What’s the point of build preset just to set the targets ?

Here is my latest:

{
    "version": 6,
    "configurePresets": [
        {
          "name": "debug",
          "displayName": "Debug w/ ccache",
          "generator": "Ninja",
          "binaryDir": "build/",
          "cacheVariables": {
            "CMAKE_BUILD_TYPE": "Debug",
            "LLVM_ENABLE_ASSERTIONS": "ON",
            "LLVM_ENABLE_LLD": "ON",
            "STABLEHLO_ENABLE_BINDINGS_PYTHON" : "OFF",
            "CMAKE_CXX_COMPILER_LAUNCHER": "ccache",
            "CMAKE_CXX_COMPILER": "clang++",
            "CMAKE_C_COMPILER_LAUNCHER": "ccache",
            "CMAKE_C_COMPILER": "clang",
            "CMAKE_EXPORT_COMPILE_COMMANDS": "ON",
            "CMAKE_PLATFORM_NO_VERSIONED_SONAME": "ON",
            "LLVM_VERSION_SUFFIX": "",
            "LLVM_USE_SPLIT_DWARF": "ON",
            "STABLEHLO_ENABLE_SPLIT_DWARF": "ON"
          }
        },
        {
          "name": "debug-python",
          "displayName": "Debug w/ python bindings",
          "inherits": "debug",
          "cacheVariables": {
            "MLIR_ENABLE_BINDINGS_PYTHON": "ON",
            "STABLEHLO_ENABLE_BINDINGS_PYTHON" : "ON",
            "STABLEHLO_ENABLE_SANITIZER": "OFF"
          }
        }
      ],
      "buildPresets": [
        {
          "name": "debug",
          "displayName": "Build Debug",
          "configurePreset": "debug",
          "targets": ["check-stablehlo-ci"]
        },
        {
          "name": "debug-python",
          "displayName": "Build Debug w/ python bindings",
          "configurePreset": "debug-python",
          "targets": ["check-stablehlo-ci"]
        }
    ],
    "workflowPresets": [
      {
        "name": "debug",
        "displayName": "Configure, Debug & Test",
        "steps": [
          {
            "type": "configure",
            "name": "debug"
          },
          {
            "type": "build",
            "name": "debug"
          }
        ]
      }
    ]
}

There’s much history behind the questions you’re asking. The short version is that when presets were first conceived, it was driven by IDE vendors (one in particular). The expectation at the time was that build presets would be the primary thing users would select for their builds. A build preset needed to be associated with a configure preset so that the build directory would be known, and the IDE would know how to set it up.

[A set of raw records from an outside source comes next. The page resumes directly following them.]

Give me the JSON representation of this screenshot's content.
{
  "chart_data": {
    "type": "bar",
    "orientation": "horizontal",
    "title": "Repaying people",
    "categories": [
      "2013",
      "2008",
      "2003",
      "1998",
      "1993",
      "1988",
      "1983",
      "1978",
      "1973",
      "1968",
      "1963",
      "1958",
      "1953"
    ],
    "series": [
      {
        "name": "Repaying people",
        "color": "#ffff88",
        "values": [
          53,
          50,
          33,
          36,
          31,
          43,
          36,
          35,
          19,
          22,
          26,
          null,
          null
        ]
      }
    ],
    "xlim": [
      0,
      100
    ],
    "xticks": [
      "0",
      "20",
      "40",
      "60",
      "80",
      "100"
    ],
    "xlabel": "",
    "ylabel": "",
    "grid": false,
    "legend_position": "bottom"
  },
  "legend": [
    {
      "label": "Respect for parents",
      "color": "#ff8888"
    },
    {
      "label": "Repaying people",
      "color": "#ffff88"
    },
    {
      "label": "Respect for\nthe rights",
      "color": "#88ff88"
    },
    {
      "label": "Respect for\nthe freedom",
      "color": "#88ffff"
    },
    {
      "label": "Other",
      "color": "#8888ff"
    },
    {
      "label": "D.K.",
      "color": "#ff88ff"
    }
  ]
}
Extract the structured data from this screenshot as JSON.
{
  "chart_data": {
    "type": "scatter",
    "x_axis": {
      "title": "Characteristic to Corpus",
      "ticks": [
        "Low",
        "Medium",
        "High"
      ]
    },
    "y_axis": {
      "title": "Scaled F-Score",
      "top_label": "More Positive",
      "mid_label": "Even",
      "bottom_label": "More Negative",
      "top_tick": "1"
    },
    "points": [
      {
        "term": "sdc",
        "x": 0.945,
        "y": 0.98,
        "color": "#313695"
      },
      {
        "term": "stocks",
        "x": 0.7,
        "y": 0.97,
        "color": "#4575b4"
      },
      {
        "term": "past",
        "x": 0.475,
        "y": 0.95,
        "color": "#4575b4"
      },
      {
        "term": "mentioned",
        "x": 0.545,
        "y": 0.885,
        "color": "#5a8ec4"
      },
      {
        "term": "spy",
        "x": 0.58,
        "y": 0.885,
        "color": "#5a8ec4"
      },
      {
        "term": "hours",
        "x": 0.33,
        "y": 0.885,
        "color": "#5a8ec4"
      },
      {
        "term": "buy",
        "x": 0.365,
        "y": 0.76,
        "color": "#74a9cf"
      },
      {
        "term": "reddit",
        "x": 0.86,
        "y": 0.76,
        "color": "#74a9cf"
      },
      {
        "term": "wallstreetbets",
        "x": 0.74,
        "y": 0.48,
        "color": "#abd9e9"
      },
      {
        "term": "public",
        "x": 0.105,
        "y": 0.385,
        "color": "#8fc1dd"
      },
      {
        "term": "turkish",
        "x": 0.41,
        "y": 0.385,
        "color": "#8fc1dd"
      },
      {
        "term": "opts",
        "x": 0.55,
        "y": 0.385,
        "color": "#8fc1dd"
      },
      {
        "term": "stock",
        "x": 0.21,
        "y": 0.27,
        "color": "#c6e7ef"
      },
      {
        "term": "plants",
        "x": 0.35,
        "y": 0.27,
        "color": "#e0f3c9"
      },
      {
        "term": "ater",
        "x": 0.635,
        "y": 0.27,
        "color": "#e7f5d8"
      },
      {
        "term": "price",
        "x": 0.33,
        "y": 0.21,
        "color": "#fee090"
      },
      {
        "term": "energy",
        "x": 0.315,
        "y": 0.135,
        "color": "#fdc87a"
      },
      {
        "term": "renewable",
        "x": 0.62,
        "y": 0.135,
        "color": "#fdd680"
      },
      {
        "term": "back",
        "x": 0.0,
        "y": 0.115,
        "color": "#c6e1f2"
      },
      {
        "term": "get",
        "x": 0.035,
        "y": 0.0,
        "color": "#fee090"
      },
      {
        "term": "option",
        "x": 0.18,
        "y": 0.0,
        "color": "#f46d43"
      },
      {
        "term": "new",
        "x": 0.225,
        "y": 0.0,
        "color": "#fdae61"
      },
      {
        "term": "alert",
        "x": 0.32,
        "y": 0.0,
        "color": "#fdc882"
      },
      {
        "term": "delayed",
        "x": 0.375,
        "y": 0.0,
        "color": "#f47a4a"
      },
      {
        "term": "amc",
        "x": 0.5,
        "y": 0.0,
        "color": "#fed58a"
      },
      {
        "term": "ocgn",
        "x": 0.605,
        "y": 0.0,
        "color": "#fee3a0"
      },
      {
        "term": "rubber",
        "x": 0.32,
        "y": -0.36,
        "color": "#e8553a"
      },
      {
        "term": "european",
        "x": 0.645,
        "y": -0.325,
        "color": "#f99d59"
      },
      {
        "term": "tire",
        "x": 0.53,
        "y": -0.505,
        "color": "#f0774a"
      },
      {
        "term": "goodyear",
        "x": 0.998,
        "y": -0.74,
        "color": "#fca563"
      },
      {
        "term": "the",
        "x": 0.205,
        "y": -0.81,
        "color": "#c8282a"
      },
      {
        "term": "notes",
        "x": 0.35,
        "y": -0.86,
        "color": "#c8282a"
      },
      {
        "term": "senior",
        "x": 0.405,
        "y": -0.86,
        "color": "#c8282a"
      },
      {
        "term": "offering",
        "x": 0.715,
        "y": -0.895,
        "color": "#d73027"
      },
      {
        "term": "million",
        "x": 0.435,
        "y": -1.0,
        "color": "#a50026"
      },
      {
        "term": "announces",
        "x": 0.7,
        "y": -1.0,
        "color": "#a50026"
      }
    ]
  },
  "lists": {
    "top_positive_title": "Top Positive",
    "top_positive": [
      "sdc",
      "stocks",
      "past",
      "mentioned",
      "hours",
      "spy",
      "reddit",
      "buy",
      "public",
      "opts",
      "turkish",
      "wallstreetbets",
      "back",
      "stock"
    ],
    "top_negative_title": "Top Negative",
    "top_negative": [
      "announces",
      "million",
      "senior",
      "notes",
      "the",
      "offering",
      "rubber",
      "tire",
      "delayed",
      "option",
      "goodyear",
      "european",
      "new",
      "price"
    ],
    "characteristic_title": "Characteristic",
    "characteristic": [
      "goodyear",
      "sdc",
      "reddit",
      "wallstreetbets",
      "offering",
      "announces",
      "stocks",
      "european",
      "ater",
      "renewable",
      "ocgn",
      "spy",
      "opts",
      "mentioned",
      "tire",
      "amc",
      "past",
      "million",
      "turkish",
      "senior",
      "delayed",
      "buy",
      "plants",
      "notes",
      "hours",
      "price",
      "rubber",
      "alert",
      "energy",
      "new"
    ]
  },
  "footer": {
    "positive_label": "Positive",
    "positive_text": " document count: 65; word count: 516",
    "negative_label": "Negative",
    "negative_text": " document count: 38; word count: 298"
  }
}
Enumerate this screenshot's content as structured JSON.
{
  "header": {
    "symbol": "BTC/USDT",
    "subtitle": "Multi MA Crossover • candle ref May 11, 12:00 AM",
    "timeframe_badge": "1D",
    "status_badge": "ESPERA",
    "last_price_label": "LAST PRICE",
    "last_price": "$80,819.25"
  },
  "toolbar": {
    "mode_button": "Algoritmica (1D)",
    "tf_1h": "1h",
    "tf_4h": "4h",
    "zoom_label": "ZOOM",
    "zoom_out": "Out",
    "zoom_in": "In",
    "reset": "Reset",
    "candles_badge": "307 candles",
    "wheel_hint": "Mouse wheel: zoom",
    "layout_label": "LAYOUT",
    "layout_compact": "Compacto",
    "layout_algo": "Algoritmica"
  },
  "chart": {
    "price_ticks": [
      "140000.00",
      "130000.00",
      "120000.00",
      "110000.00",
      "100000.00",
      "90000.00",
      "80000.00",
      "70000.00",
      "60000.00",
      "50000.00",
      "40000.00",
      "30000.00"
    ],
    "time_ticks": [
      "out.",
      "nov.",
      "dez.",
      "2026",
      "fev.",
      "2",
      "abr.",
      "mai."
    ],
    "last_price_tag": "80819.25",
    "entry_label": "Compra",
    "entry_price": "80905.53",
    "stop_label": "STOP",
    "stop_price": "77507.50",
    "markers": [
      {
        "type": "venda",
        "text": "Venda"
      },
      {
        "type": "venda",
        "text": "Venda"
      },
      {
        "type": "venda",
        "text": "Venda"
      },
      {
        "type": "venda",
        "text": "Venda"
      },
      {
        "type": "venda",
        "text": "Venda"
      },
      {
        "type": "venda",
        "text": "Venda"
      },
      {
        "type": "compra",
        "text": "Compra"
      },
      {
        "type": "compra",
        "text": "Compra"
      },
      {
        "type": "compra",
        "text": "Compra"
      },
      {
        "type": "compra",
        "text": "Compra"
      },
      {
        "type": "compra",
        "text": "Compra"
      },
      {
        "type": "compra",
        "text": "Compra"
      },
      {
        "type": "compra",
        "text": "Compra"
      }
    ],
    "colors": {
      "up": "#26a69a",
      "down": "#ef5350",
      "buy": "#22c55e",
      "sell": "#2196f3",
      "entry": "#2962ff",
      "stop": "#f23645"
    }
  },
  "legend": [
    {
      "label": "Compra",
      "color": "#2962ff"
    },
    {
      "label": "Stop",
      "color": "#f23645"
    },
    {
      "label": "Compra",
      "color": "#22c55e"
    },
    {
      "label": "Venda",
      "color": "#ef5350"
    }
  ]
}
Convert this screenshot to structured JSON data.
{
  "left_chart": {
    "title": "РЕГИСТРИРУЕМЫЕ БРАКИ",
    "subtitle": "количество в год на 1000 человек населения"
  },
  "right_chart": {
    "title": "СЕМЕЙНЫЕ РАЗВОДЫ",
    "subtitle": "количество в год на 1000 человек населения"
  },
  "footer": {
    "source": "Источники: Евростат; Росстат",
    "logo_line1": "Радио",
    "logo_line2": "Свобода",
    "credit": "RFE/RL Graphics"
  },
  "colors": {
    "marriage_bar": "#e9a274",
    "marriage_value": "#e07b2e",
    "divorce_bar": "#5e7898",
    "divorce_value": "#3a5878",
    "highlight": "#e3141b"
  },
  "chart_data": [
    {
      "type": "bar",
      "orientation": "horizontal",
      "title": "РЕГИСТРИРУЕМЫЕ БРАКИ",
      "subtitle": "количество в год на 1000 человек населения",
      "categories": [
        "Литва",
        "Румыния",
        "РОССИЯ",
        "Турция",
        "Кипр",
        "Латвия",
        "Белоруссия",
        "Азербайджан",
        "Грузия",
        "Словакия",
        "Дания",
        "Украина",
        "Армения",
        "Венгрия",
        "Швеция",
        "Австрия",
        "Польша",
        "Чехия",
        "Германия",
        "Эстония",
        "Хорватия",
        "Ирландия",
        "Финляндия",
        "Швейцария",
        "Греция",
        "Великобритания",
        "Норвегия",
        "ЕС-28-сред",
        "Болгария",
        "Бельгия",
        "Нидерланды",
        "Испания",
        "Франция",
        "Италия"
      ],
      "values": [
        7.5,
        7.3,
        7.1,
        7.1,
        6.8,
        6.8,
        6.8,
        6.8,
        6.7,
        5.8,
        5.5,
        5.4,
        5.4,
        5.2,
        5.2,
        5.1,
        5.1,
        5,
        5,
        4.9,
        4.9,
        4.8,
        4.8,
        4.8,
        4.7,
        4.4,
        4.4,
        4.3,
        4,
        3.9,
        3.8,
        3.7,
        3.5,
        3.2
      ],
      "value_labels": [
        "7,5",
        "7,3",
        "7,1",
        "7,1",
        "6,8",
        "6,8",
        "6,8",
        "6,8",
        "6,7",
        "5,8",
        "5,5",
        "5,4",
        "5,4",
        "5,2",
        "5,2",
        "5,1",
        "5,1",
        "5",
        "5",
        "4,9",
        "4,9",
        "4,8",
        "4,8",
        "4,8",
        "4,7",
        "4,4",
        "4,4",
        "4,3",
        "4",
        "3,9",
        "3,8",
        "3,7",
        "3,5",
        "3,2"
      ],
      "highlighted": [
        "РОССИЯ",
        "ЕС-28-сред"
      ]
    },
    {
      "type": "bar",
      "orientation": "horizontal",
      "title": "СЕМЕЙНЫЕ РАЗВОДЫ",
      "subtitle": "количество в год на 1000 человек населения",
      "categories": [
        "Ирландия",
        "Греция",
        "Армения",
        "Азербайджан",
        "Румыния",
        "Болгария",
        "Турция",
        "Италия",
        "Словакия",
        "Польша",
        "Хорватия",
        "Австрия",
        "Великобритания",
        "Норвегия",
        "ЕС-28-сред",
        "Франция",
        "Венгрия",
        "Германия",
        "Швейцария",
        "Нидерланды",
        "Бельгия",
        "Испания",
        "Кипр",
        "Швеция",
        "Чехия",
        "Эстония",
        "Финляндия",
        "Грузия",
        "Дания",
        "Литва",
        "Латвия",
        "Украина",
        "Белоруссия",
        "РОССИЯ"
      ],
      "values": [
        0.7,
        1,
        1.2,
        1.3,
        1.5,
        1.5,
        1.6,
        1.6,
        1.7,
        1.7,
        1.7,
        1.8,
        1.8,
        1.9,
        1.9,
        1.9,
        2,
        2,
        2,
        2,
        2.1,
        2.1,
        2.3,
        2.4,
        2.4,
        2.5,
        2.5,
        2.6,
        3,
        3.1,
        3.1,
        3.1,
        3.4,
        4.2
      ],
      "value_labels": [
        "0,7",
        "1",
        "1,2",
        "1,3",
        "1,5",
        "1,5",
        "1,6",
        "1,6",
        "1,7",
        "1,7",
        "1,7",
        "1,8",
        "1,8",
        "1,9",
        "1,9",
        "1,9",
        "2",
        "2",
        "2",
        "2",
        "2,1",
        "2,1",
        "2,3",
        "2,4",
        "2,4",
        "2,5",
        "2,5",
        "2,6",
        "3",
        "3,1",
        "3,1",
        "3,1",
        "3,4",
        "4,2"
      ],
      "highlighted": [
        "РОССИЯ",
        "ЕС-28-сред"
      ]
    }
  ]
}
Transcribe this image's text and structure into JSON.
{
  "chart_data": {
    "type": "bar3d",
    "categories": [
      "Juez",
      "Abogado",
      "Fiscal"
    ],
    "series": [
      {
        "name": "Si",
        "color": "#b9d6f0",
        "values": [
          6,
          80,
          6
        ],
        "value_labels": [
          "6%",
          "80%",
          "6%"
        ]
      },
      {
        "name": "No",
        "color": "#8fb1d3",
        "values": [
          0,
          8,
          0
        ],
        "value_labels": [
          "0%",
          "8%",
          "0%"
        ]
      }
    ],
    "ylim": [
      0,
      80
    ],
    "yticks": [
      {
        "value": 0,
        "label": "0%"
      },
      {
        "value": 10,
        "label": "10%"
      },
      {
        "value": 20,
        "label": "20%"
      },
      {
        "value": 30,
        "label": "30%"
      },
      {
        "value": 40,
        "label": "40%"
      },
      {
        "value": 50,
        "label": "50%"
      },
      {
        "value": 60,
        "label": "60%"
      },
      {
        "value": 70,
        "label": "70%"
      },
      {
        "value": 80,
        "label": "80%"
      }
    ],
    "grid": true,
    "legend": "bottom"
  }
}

Since then, it has emerged that configure presets are the primary thing users tend to want to use in an IDE. Build presets have proven to be problematic because of the requirement that they have a one-to-one mapping to a configure preset. This results in a combinatorial explosion of build presets for all the different combination of things developers might want to have presets for. This has been discussed at length (see issue 22538), so I’ll leave you to trawl through those discussions to get the full background and latest details.